Part of the love of caravanning is a love of non-urban living. A love of living outside these all enveloping cities, a love of escaping the concrete jungle and living ‘out there’. That is what drives so many people into the caravan: the chance to live out in the clean air for a while. It is a wonderful feeling, waking up to the countryside, waking up to the trees, waking up to grass and freedom. That feeling is beautiful and is a key reason for the desire to caravan that has long gripped so many in this country and beyond.
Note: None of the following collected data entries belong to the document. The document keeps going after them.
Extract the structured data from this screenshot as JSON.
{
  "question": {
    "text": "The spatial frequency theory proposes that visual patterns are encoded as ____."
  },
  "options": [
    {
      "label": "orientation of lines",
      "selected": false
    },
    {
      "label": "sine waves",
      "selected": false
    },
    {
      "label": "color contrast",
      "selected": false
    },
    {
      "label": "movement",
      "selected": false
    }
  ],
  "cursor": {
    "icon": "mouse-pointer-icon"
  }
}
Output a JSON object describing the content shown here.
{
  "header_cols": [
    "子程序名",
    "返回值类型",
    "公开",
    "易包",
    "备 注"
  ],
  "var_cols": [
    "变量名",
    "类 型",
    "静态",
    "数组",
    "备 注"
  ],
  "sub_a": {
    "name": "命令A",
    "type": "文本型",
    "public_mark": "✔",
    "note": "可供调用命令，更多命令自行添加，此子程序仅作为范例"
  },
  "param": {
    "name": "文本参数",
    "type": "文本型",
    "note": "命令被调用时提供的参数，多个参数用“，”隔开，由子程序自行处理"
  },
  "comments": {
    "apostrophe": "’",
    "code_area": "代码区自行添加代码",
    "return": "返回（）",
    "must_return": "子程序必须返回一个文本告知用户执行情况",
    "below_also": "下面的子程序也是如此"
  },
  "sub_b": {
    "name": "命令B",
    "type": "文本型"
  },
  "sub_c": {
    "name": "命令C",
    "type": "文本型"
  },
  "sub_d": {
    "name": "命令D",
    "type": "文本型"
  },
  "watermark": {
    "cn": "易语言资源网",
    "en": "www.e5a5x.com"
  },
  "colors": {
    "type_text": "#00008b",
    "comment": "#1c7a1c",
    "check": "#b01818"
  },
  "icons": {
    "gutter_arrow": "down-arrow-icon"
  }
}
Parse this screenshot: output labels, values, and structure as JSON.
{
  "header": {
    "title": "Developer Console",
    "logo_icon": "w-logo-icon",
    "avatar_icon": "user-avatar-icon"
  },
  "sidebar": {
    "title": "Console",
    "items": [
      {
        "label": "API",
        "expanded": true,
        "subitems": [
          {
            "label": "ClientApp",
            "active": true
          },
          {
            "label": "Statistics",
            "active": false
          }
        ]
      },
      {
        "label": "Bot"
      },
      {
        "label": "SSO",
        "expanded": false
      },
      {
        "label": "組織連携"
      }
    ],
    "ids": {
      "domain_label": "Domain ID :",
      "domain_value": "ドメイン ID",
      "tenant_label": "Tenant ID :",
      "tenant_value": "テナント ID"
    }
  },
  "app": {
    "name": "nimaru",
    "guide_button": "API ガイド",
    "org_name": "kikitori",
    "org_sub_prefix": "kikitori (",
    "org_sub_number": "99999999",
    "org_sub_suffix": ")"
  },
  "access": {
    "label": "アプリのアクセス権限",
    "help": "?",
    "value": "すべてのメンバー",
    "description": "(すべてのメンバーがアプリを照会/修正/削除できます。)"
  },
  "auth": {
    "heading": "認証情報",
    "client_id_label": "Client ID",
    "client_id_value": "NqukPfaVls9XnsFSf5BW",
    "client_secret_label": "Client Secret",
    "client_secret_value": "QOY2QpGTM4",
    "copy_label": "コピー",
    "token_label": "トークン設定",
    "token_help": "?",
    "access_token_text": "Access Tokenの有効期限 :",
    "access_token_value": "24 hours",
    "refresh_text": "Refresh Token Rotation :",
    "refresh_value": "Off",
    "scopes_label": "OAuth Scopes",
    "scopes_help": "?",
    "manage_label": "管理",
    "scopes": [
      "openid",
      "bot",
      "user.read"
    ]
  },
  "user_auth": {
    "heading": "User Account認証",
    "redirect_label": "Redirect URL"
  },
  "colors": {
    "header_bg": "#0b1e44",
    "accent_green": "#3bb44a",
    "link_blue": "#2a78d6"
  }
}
But, unfortunately, we are not all young forever, alas the cold hand of mortality rests on our shoulder every day and will, at the time it sees fit, slowly reach round to our neck and usher us into the underworld. Into the dirt and the darkness. In an endless sleep. Into one more day where there is no tomorrow. Into into our final chapter, into death, my dear friends, into death. But long before we have death the lucky amongst us, the ones who are lucky to grow old before they die, face decay, a slow or a fast one who knows, but a a decay never the less. To live in a state of decay is to live a life of compromise and regret, but it should still be to live. Not just to survive, but to live.


So how to do this? Well one compromise of the ageing caravanner is that they may have to hang up their wheels and get off the road. A horrible decision to have to make I know, but perhaps a decision that must be made for some. So what to do? Retreat to the urban underworld and never see a tree again? Resort to some village? Well, if you can afford rural living then good luck my friend. But for some neither option is desirable or possible. So what about permanently moving into some of the beautiful holiday homes dotted around the country? ( The communities in these places are a lovely mix of the type of community you will recognize from your time on caravan parks around the country, but with the deeper roots that you will know from village life. A good mix for the ageing body and mind.